Thursday, November 10, 2011

DAY 5: Thursday, November 10

Today, I was assigned to kitchen duty along with Sally and Karen. Across from the volunteer house is where Scholastica and her staff prepare and deliver food for nearly 700 people who wouldn´t otherwise have much for nutrition. We started cutting vegetables (potatoes, onions, carrots, squash and cilantro) at around 9am or so... and didn´t finish until 11:30. The other ladies prepared meat (one looked like beef, the other was labeled "hot dogs", but not the kind you and I have come to know). Another cook is preparing rice. Two and a half hours of non-stop chopping, and one huge blister later, we were ready to put it all together, cook it, and prepare it for delivery. Every Monday through Friday, these ladies (local Peruvians who are employed through Father Alex´s food program) prepare food to deliver to the poor. On Saturdays, they spend the day going to the market to buy the food needed for the following week.

Once the food is ready (and, we´re talking a complete meal - soup, rice, a main dish that varies day to day, and a protien drink made especially for the elderly), it is poured into 5-gallon buckets and loaded into the van. Karen and I ride up in the front with Adan, the driver, while Scholastica and another gentleman ride in the back with the buckets. We take off through the streets of Alto Cayma and stop every few blocks to drop off buckets. Some of the drop off points were designated as a distribution location. Other places we stopped were just at someone´s house where Adan honks the horn and they come out with their bowls in hand. They must be the people that aren´t able to walk to the drop-off locations - mostly elderly and/or handicapped.
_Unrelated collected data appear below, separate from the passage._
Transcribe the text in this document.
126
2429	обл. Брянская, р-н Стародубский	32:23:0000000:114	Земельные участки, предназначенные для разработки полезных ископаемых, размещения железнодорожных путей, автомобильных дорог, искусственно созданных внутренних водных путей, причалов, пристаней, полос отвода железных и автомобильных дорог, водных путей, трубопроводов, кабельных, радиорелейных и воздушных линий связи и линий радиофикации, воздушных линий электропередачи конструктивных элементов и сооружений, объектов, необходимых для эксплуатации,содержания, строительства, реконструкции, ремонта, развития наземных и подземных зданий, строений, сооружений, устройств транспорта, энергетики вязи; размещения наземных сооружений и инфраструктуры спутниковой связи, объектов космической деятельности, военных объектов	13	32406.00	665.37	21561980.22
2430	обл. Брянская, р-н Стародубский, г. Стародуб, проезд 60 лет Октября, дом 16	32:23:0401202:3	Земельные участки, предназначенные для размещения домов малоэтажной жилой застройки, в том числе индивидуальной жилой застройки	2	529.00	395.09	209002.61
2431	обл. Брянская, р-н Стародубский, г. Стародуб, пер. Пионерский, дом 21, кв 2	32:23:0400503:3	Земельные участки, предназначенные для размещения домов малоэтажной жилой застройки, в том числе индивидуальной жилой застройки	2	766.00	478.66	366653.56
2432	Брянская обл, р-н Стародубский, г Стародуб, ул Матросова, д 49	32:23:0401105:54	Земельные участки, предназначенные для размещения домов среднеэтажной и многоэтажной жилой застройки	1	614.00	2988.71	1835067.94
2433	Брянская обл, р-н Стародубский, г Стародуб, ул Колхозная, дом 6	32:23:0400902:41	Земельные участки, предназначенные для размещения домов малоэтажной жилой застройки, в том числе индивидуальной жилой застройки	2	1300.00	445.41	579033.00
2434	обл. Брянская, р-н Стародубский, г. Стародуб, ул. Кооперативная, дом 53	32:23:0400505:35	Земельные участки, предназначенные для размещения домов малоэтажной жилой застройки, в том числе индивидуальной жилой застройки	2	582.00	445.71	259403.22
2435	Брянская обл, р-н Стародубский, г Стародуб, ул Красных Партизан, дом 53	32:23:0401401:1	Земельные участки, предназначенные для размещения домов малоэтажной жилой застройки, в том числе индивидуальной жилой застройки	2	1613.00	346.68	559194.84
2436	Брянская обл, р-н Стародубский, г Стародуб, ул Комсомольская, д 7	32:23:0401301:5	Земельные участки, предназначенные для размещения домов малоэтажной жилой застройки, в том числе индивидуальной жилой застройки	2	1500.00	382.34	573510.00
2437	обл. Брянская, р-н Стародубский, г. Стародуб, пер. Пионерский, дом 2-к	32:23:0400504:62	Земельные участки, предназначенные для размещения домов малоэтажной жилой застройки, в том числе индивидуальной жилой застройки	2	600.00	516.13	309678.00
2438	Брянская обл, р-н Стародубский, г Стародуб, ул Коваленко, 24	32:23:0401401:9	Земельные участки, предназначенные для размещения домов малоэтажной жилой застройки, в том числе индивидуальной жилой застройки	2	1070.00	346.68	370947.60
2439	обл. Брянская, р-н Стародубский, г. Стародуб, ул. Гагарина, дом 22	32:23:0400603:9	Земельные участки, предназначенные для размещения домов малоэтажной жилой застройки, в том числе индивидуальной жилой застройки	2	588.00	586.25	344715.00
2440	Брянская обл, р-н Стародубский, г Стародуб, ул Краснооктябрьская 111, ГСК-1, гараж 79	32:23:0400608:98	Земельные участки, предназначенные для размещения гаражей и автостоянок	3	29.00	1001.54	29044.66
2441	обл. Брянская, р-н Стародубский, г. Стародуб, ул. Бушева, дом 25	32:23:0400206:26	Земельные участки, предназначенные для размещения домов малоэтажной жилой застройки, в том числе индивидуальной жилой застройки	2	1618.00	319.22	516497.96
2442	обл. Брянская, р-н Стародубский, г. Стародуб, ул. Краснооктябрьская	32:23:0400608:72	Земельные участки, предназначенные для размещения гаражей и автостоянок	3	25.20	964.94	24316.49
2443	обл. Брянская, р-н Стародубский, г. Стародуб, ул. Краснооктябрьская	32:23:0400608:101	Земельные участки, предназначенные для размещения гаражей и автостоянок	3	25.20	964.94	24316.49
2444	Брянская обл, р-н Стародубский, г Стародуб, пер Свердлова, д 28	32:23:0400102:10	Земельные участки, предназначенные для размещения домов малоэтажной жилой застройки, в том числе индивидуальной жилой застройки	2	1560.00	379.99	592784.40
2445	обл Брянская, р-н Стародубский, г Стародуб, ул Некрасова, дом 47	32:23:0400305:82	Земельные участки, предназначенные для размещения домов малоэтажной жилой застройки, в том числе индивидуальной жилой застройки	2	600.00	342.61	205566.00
The route takes about an hour and a half and brings us back to the volunteer house just in time for lunch. It´s kinda hard for me to not feel guilty about how lucky we are to have such a wonderful lunch prepared for us considering what I had just witnessed over the last few hours. Even as I sit here and type this blog, I think about all the work it takes to do this every single day for the 700 people out there that have hardly a thing to their name.... and to see the sincere appreciation for that one meal a day they are given.